Contudo, toda narrativa é assombrada pela constante questão do que é um ser humano, do significado da dignidade de uma existência. Na verdade, basta que um filho se lembre do amor que recebeu de uma mãe ao escalar a montanha Narayama ou que um sobrinho imagine concretamente a eliminação do cadáver de seu tio antes de concluir o programa Plano 75 no qual se inscreveu por tristeza, em que a regra geral se torna particular, esse sentimento e raciocínio pessoal se manifestam e, portanto, o monstruoso absurdo do assassinato fica claro.

Mas então para que servem os idosos? A questão está justamente no verbo servir. Não é por acaso que uma das versões tradicionais do conto de fadas com tema ubasute recolhido por Yanagita Kunio terminou com o regresso da velha mãe a casa depois de, refletindo em voz alta, o filho da mulher, acompanhado do sobrinho, ter afirmado que o cesto em que a velha que transportava teve que ser trazida para casa, pois ainda poderia ser útil.

Aquela frase, em que o verbo “usar/servir” fazia o objeto conquistar a pessoa, despertou a consciência do homem que finalmente se arrependeu de sua crueldade.

A resposta à pergunta "Para que servem os idosos?" antes, encontrei-o na troca entre um homem e uma enfermeira, num dos romances de ficção científica do escritor Kilgore Trout (nascido, por sua vez, da imaginação de Kurt Vonnegut). Os dois se encontram em uma das Salas do Suicídio Ético onde, por meio de quatorze métodos indolores, as pessoas vão morrer com calma.

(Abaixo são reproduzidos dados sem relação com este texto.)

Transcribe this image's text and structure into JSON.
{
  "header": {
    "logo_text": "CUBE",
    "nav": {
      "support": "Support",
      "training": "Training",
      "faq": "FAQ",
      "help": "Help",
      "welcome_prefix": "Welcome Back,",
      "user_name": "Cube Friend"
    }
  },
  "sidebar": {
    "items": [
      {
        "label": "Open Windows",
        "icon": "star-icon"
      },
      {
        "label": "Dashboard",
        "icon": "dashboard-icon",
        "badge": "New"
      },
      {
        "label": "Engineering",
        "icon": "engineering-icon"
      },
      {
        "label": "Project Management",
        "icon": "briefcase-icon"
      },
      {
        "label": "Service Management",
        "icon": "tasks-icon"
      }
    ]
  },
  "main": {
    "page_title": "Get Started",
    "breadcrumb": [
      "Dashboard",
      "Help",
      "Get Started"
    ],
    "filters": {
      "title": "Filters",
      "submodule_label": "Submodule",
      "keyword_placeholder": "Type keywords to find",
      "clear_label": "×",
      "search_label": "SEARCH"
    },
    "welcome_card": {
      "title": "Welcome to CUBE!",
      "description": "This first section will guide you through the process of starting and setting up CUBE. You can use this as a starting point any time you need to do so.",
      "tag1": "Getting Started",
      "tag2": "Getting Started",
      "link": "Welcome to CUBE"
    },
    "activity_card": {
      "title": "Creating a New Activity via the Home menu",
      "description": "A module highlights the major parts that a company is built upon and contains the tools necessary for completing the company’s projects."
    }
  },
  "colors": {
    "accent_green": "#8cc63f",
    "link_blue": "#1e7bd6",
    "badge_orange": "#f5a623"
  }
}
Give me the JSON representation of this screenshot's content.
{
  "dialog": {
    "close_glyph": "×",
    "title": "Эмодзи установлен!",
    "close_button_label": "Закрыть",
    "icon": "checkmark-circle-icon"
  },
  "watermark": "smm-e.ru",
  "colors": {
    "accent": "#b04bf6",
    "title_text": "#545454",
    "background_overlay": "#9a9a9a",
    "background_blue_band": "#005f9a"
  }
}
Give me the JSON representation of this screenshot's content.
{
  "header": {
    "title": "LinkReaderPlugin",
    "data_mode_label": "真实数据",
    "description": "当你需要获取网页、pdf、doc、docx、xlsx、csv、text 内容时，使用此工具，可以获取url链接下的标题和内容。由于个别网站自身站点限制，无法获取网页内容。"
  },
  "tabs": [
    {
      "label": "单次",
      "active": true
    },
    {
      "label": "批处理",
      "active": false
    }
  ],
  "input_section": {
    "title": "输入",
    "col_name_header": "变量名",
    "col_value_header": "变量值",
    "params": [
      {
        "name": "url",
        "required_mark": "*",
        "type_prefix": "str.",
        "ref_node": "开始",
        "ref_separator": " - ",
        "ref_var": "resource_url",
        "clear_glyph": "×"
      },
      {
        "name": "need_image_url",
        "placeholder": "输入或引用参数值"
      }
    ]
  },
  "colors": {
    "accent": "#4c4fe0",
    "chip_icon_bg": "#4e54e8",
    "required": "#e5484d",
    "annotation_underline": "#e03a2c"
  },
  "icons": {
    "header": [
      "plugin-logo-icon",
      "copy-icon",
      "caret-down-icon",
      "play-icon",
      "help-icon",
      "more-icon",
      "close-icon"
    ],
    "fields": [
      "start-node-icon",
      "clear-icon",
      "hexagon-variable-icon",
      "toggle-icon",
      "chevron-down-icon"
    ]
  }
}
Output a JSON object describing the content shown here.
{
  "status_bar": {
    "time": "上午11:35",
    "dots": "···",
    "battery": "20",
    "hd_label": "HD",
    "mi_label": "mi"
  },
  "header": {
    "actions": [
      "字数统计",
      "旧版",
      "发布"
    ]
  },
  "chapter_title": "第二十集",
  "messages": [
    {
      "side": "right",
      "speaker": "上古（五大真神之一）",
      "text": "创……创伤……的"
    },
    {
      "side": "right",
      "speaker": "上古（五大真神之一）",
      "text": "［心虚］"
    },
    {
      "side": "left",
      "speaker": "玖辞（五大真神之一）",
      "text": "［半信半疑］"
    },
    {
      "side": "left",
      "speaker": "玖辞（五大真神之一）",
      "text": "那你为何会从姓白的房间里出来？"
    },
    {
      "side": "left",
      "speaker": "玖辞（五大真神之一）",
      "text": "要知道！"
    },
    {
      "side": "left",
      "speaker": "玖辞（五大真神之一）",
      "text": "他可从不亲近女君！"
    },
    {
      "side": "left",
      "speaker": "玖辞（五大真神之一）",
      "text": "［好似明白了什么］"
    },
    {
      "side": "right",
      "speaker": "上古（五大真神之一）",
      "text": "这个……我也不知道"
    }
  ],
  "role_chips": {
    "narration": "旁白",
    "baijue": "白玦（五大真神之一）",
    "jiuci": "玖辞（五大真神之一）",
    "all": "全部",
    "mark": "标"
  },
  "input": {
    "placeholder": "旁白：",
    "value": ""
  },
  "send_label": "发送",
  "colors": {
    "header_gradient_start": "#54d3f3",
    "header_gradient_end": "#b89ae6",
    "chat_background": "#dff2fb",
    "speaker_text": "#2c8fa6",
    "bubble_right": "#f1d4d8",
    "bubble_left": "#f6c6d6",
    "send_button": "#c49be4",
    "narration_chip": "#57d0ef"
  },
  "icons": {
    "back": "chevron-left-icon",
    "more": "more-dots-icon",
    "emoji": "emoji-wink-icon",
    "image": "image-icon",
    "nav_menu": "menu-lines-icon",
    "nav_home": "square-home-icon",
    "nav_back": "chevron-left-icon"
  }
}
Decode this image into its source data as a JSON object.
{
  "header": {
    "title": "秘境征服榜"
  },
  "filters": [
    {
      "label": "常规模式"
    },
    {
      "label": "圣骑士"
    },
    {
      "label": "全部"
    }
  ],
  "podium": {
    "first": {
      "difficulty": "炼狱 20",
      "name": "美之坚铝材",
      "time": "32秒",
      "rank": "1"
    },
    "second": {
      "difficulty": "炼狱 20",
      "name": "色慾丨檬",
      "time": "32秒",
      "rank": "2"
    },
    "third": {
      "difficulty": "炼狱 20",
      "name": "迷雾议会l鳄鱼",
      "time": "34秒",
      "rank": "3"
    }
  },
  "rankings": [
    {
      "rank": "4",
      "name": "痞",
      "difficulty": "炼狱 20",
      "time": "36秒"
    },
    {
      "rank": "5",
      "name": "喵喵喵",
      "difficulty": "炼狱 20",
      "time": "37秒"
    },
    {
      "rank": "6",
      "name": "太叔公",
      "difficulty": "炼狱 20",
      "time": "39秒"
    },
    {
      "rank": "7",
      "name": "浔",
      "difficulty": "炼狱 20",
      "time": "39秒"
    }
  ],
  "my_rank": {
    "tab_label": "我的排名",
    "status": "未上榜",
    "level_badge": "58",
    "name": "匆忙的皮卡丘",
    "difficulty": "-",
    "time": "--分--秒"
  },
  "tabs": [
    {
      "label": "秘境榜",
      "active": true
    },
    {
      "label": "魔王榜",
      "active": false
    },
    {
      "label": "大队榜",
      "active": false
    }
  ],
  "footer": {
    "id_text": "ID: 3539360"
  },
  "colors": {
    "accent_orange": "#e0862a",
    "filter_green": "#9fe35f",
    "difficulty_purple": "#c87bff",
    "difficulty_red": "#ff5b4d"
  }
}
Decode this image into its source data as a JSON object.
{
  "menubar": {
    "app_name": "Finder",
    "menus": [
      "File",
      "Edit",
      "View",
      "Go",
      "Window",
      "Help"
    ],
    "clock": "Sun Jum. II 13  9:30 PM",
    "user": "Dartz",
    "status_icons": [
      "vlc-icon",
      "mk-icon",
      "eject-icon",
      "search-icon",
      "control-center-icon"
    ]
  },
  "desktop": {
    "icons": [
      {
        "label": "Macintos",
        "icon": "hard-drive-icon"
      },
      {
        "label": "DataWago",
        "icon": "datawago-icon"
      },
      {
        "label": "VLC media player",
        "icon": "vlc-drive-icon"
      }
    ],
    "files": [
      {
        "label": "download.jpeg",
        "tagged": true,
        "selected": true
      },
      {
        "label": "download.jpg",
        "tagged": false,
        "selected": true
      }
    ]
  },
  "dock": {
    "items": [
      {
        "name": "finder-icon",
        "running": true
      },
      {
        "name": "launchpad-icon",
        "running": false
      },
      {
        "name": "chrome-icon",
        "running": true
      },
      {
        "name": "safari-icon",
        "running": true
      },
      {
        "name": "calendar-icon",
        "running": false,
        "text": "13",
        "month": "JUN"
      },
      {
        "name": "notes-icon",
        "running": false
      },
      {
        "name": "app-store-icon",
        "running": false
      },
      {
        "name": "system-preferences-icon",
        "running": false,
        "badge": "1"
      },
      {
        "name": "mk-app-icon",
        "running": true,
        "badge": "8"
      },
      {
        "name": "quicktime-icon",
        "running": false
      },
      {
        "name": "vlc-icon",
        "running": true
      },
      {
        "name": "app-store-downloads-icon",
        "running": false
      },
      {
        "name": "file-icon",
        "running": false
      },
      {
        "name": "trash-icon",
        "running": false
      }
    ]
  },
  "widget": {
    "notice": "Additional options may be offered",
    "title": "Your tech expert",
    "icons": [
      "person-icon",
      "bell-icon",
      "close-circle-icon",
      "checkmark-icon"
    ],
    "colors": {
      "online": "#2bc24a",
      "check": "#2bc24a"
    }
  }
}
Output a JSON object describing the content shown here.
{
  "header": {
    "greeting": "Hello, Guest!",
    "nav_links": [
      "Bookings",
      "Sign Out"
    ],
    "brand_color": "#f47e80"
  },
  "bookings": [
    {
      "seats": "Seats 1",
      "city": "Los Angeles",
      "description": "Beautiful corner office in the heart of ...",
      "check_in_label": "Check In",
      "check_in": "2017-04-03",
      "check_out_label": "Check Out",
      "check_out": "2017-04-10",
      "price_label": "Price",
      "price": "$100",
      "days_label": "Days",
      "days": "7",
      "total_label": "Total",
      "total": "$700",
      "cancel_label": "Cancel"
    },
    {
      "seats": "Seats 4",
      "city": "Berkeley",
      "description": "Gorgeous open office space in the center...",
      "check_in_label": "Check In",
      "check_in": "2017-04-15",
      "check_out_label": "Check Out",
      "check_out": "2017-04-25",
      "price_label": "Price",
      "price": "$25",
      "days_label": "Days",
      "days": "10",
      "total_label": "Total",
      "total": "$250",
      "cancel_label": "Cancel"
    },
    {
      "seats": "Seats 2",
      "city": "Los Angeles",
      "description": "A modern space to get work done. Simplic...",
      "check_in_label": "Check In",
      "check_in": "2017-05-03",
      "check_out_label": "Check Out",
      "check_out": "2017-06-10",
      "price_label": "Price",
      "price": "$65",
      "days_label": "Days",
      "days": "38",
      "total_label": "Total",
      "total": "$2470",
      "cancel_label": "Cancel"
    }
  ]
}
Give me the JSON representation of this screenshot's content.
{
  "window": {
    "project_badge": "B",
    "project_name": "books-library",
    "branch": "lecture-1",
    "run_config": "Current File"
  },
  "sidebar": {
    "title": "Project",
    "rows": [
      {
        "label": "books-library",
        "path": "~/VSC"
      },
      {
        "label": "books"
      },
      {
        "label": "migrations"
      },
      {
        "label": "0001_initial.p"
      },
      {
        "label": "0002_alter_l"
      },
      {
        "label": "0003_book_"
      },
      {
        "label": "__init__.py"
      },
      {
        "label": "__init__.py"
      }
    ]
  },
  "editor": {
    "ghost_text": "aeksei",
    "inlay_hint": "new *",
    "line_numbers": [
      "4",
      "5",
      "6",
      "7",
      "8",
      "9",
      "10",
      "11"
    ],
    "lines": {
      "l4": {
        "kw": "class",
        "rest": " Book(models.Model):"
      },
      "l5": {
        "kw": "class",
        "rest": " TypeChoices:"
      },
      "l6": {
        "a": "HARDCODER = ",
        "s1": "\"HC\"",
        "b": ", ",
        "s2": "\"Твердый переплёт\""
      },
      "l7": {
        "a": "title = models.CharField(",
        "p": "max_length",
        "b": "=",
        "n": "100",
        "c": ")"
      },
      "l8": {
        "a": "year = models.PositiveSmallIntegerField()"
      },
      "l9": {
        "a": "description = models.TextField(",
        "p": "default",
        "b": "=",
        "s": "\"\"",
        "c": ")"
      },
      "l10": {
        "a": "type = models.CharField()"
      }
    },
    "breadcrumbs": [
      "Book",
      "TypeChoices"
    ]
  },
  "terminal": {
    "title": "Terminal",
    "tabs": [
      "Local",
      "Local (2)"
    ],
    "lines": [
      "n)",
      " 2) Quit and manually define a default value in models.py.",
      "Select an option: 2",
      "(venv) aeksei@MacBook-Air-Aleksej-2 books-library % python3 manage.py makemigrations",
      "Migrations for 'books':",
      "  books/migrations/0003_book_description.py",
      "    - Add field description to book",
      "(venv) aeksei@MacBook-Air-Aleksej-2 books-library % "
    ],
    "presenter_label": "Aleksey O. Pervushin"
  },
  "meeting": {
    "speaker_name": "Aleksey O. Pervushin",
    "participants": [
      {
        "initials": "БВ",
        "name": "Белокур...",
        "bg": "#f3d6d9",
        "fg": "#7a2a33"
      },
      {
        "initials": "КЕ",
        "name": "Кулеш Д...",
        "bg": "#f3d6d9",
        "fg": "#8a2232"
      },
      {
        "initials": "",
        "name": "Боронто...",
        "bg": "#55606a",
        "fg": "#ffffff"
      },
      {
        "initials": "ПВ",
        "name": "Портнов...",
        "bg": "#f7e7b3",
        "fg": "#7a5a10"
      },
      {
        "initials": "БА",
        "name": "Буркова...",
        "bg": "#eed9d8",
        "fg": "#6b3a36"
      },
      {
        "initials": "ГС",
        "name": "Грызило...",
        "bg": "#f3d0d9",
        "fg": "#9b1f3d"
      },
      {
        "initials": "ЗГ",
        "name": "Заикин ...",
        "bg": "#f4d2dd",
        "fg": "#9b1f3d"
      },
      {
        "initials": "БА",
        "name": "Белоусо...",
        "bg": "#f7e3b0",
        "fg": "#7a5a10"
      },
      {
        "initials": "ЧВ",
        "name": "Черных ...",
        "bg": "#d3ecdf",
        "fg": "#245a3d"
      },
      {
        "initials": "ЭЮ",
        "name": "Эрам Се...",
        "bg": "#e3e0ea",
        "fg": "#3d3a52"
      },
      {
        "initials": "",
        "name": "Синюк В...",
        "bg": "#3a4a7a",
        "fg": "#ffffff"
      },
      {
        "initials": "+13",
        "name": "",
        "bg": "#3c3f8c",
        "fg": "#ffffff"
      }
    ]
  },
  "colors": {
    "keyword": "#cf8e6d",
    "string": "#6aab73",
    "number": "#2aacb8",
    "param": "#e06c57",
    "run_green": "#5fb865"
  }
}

O homem, pronto para ir para o outro mundo, "perguntou a uma anfitriã da morte se ele iria para o céu, e ela respondeu que ele certamente iria. Ele perguntou se ele veria Deus, e ela disse: “Claro, querido”. E ele disse: “Espero que sim. Quero perguntar-lhe algo que nunca consegui descobrir aqui." "O que?" ela disse, amarrando-o na cadeira. “Para que diabos servem as pessoas?”

Aqui, a pergunta, se feita com verdadeira convicção, não pode mais ser “Para que servem os idosos”, mas sim “Para que servem as pessoas?” De uma perspectiva orientada para o lucro, nada mais serve realmente a qualquer propósito.


1: Não achei nenhuma edição em português das Baladas de Narayama, o que é bem absurdo, só as versões cinematográficas, e são muitas, aparecem no Amazon.
2: O ubasute das Baladas de Narayama aparece em um dos volumes de Ōoku (大奥). Se a função dos homens é procriar e ele não consegue mais cumprir essa função por causa da idade, ele é somente um peso para a sociedade.
3: Não achei o mangá listado no Mangaupdates e fiquei com preguiça de passar o pente fino na Wikipedia Japones.

2 pessoas comentaram:

Artigo excelente! Seria ótimo se você pudesse trazer mais conteúdos sobre esse tema aqui no blog, Valéria!

Nathália, se eu encontrar, com certeza trarei para cá.